To all the wonderful peeps whom I have met on the forum:

I need to be more active and spend less time on the Internet, so 31st December will be my last day on the forum for the year.

I will return at the start of the New Year on 1st January.

Thank you for your understanding. I'll miss you dearly.

Vape on!!

(Adapted from a FB joke)

Reactions: Like 2 | Funny 13


----------



## vicTor (29/12/18)

ha ha

Reactions: Like 2 | Agree 2


----------



## Christos (30/12/18)

Hooked said:


> To all the wonderful peeps whom I have met on the forum:
> 
> I need to be more active and spend less time on the Internet, so 31st December will be my last day on the forum for the year.
> 
> ...


Next year this time remind me to tell you a joke about my hindsight being 2020.

Reactions: Funny 8


----------



## Hooked (30/12/18)

Christos said:


> Next year this time remind me to tell you a joke about my hindsight being 2020.

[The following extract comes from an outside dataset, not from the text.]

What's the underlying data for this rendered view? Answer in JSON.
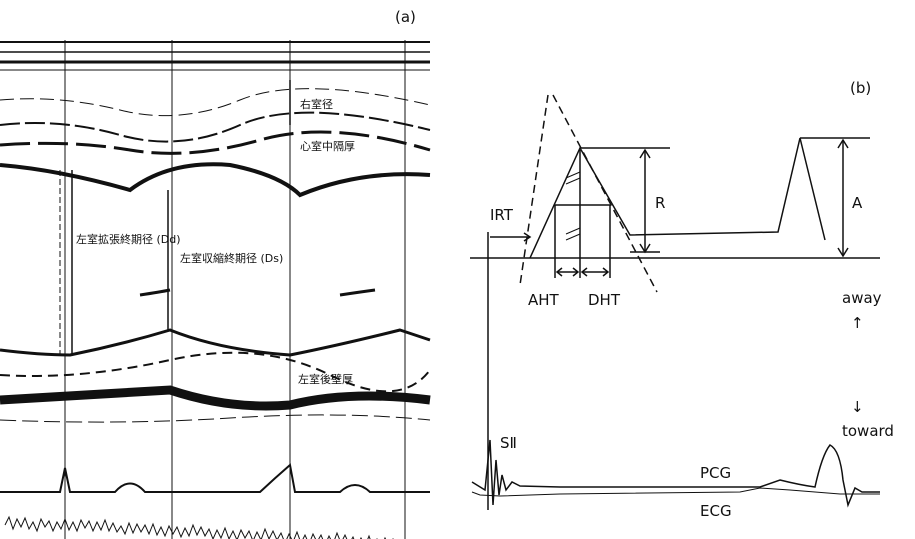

@Christos Why wait for next year?


----------



## Christos (30/12/18)

Hooked said:


> @Christos Why wait for next year?


So that we can have a chuckle at the year 2020 having double meanings.....

I was going for a double pun

Reactions: Like 1 | Winner 1


----------



## Hooked (30/12/18)

Christos said:


> So that we can have a chuckle at the year 2020 having double meanings.....
> 
> I was going for a double pun
> View attachment 154786



Excellent @Christos! Post it next year anyway!!

Reactions: Like 1


----------



## Adephi (30/12/18)

Christos said:


> So that we can have a chuckle at the year 2020 having double meanings.....
> 
> I was going for a double pun
> View attachment 154786


Wouldn't it be more appropriate 2 years from now? When we say goodbye to 2020?

I want to see you keep a meme for 2 years.

Reactions: Like 1 | Funny 1


----------